Fragrant Quote for August 17th, 2012-Notes from nature's garden By Frances Anne Bardswell

Credit for Image of Poplar Tree


The Black Poplar, Populus nigra, is among our greatest favourites, always one of the first in leaf and never more enjoyable than in early spring, when the opening leaf-buds of a vivid olive-green colour contrast strikingly with the dark tint of the bark, and give out a powerful and delicious scent. The whole neighbourhood of the trees is pervaded by fragrance that reminds everybody of something different, so it must be a very compound smell. To one it recalls incense, another is reminded of the West Indian Islands, and a third of the delicious aromatic smell of a chemist's shop, so far more refreshing than that of a perfumer's. Later on, the perfume is far less marked, but comes back in whiffs when the sun shines again after a shower of rain.

In a wind-storm, when in full leaf, these trees behave beautifully; they bend and toss and throw up their arms wildly, straining at the roots; but they keep their feet in spite of all the wind can do, and are none the worse for the tussle afterwards. We indulge in one short poem about the Poplar tree, for it is well deserved. It is by Margaret Campbell.

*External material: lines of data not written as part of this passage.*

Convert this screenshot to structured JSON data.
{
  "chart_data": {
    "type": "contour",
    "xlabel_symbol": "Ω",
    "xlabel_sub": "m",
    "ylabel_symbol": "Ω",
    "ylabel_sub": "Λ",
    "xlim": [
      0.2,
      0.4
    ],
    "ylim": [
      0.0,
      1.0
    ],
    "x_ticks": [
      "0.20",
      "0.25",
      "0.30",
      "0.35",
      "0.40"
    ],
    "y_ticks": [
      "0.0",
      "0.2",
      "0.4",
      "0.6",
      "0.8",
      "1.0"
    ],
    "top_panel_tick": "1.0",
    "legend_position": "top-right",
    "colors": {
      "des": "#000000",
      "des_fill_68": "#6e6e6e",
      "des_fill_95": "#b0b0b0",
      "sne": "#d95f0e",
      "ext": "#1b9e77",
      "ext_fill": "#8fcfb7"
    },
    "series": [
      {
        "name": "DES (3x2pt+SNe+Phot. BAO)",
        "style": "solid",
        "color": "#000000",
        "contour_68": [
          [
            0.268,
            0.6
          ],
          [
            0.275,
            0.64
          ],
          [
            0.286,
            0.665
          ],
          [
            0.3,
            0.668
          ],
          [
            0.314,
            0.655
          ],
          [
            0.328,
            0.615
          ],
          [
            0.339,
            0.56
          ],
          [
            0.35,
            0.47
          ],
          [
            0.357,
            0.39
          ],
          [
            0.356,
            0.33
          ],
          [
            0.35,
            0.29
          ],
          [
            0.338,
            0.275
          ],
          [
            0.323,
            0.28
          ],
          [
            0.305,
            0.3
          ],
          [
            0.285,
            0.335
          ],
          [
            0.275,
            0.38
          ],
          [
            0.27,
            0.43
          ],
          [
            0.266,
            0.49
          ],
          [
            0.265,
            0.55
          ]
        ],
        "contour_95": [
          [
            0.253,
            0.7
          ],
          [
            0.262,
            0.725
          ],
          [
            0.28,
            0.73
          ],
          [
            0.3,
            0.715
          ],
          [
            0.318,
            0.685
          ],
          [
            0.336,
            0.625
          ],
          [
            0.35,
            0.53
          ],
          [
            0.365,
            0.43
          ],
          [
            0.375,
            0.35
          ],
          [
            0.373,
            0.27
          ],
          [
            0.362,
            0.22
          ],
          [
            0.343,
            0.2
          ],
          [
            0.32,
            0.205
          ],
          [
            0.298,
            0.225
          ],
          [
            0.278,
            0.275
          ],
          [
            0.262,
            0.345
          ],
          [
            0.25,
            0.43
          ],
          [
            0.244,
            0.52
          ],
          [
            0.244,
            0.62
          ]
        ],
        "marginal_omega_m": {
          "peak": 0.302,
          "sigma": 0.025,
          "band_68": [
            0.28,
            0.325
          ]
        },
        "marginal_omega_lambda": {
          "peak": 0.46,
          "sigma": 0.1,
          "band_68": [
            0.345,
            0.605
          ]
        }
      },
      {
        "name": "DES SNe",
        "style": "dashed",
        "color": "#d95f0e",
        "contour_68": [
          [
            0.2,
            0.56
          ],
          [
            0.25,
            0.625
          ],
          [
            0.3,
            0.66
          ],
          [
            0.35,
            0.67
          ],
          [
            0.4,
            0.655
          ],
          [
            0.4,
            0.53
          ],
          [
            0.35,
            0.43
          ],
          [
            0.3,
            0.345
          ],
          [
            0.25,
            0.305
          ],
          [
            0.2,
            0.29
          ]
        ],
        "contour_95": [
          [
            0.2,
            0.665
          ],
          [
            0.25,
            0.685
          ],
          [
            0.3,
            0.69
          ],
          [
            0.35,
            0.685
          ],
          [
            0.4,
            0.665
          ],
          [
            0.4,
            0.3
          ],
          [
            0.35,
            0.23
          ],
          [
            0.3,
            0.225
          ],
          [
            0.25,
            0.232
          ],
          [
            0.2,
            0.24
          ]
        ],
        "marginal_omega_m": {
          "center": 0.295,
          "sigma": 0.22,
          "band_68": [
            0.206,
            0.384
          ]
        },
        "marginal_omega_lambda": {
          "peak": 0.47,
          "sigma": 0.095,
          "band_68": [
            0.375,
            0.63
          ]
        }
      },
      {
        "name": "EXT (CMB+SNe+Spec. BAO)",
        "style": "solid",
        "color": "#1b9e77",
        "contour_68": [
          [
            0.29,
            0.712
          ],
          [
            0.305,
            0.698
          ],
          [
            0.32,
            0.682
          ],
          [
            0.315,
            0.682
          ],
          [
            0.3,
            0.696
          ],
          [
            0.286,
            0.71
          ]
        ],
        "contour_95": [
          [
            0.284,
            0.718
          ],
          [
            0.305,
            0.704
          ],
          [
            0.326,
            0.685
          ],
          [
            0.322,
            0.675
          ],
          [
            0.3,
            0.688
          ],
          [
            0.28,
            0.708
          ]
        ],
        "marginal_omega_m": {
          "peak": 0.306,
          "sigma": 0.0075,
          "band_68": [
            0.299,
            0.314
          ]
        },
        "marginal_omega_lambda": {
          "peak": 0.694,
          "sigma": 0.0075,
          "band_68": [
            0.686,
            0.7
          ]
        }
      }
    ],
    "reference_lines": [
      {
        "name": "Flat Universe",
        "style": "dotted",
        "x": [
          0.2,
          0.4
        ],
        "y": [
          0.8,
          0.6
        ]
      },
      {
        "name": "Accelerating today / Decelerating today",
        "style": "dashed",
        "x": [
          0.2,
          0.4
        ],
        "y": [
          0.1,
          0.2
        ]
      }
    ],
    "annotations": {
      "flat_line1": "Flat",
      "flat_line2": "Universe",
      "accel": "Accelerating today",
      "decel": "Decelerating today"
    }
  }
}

Oh the Poplar is a lady gay and fair
Who will find some quiet pleasure anywhere,
In soft chapter to the birds,
And her leaves like whispered words
Carry far her gentle speech upon the air.

Pass her early when the day is but begun
Shy, swift smiles are hers to greet the morning sun;
You may note them as you pass,
For the shadow on the grass
Dances daintily and catches every one.

Silver green her leaves are cool the summer long
As they twirl and pat and flutter small and strong;
But for Autumn rich and bold,
She will turn them all to gold
And they float like notes of music to his song.